Being at the leading edge of science that intersects with computer science and biology is super exciting. It opens up new avenues of scientific exploration and pushes the limit of what we are able to do.

How are you using computational methods to study biological systems?

My goal is to build biotechnology tools and computational methods that can enable us to create an in silico cell to simulate interventions of treatments so that we can understand and treat disease. 

Perturbing genes at scale in a dish is one of the easiest and most cost-effective ways to help us understand the functions of genes and find new therapeutic options. The problem we're really facing is that, for example, knocking out a single gene is not enough to cure cancer. We might need to treat with two drugs or perturb two pathways simultaneously to effectively cure cancer. We have 20,000 genes and if we want to exhaustively explore the effects of perturbing any two genes, that's 200 million options. But people have found that even perturbing just two pathways won’t be enough. The problem is just enormous; it's not solvable purely in the lab. However, by understanding how genes interact with each other using existing knowledge in an in silico cell, we can simulate unseen relationships between genes — even if we haven't seen this perturbation, models can learn from the existing data — to predict what we’d see in a dish.

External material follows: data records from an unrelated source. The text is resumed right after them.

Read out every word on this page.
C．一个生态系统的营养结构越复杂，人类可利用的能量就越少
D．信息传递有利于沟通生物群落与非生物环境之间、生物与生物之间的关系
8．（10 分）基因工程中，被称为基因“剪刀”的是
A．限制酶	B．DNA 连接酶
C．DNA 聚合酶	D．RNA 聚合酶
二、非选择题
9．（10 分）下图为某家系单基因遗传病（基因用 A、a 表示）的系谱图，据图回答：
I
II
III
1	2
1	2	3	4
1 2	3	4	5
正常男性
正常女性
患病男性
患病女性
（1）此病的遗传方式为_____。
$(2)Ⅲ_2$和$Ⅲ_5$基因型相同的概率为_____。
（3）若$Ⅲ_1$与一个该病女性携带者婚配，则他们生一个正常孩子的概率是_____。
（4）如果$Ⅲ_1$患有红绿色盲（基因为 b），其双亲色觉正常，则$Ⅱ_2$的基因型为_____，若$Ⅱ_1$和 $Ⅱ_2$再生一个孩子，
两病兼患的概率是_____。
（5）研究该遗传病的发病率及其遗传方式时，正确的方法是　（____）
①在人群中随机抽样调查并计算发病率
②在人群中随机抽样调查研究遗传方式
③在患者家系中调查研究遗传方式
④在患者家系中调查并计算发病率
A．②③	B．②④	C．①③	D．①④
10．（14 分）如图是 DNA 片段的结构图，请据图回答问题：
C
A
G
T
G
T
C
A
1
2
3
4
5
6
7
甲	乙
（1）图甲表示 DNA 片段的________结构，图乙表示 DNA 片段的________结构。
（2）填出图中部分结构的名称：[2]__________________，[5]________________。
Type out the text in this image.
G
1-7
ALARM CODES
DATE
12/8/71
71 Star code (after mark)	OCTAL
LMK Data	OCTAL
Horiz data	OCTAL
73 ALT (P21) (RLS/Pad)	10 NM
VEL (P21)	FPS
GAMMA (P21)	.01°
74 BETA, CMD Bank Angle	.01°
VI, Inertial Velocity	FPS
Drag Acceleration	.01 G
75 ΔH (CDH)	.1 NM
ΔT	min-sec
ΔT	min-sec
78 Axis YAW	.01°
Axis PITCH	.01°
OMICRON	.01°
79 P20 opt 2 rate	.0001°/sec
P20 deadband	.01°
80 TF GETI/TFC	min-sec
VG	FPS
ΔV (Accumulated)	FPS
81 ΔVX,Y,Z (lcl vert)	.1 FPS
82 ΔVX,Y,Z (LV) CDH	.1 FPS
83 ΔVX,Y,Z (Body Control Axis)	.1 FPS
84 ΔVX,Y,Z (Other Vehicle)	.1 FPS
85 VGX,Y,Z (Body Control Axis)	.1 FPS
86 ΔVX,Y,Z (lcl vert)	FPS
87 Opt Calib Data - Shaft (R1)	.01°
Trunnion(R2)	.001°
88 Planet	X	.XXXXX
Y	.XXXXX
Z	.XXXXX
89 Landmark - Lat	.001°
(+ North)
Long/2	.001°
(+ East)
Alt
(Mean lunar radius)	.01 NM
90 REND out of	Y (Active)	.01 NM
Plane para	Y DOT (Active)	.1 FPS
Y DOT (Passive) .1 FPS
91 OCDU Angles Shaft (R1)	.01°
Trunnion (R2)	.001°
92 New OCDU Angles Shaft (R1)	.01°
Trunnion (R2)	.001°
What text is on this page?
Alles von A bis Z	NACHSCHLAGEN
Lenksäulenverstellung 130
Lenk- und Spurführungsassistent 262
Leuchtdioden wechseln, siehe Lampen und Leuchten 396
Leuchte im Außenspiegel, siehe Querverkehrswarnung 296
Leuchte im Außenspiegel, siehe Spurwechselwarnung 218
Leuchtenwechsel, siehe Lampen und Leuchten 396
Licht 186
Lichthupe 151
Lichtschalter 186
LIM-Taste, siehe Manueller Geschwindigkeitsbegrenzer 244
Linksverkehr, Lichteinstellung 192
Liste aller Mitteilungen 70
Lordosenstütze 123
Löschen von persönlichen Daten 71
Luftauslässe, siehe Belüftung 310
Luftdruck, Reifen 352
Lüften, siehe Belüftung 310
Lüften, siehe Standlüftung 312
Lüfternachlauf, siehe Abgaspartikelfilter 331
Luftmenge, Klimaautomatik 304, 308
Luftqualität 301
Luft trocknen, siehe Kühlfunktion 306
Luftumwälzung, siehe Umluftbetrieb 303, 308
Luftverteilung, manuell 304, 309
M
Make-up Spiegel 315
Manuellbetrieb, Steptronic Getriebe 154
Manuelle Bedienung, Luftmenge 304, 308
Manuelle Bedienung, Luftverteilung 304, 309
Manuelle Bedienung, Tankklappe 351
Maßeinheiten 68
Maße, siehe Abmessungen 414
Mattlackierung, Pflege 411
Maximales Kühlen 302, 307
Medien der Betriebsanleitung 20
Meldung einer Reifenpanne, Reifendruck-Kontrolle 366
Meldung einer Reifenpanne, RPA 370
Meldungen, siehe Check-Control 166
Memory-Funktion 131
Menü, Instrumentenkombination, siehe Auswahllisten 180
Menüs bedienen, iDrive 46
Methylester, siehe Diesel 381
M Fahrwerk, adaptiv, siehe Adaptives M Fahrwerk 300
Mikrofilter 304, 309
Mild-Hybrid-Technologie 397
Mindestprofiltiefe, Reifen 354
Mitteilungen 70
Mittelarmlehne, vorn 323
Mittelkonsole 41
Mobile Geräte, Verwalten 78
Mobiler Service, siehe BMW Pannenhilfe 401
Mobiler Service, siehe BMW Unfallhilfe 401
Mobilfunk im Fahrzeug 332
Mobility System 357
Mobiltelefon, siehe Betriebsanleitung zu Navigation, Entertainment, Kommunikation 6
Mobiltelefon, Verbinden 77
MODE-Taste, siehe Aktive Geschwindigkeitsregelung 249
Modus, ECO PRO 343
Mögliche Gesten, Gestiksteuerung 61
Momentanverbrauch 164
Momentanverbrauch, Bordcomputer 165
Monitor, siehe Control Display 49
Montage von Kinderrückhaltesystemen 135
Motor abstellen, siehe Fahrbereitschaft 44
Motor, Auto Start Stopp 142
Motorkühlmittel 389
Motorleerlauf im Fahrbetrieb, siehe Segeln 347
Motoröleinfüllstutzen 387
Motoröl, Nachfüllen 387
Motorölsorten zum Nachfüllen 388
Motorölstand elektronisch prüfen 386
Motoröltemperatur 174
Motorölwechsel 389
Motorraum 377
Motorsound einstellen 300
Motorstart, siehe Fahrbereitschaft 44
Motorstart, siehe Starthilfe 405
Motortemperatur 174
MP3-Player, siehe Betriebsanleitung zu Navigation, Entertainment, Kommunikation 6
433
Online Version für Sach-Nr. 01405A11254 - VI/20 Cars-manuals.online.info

With the help of machine learning, we really scale down the number of experiments that we have to do and can focus on the path that's most promising for therapeutics.

What is it like to juggle computational and wet lab research?

In undergrad I took both biology and computer science courses. But what I found frustrating was that even with experience in both fields it was still hard to communicate to bench scientists because you need to get into really technical details and I didn’t know them. I thus decided to dive more into the wet lab so that I could bridge the two fields and drive effective collaborations. I decided that during my postdoc I wanted to get training in both.

What are you working on now?

In one project, I've been using cell images from Paul Blainey’s lab, where we perturb the genome using a new biotechnology tool that's currently on bioRxiv called CROPseq-multi, which  allows us to look at genetic interactions in the image space in a pooled fashion. That's something that we could never do before because we just didn't have the tools. In the past, scientists have used images mainly in small-scale experiments to validate hypotheses, taking a few under the microscope to see if expected phenotypes show up. But we now finally have the power and the technology to easily generate large image datasets, empowering machine learning to help us understand what changes in cell morphology mean and connect morphology and genetics at a genome-wide scale. 

How could an in silico cell improve the treatment of disease?

I wasn’t always aware of the imbalance in access to medical resources. My grandpa in Rizhao [a city in northeastern China] had cancer and even though I work in the field of cancer research, there was nothing I could do to help him. This made me realize that I'm in a privileged setting where I'm surrounded by medical experts, but the amount of medical resources that he had was totally incomparable to the ones I'm exposed to. That really got me thinking about how we could address such disparities, and one approach could be using an in silico cell to simulate different disease contexts using patient information including genomics and give therapeutic options to patients. With such a model, we could alleviate the inequitable access to medical knowledge for patients around the world. 

We also need new therapeutics and there are so many diseases where we don’t know the cause and don’t even have a therapeutic option available for patients who are suffering. This research can help us find the direct pathway that we should target in personalized genetic contexts. Hopefully this can inspire new therapeutic developments from pharmaceutical companies.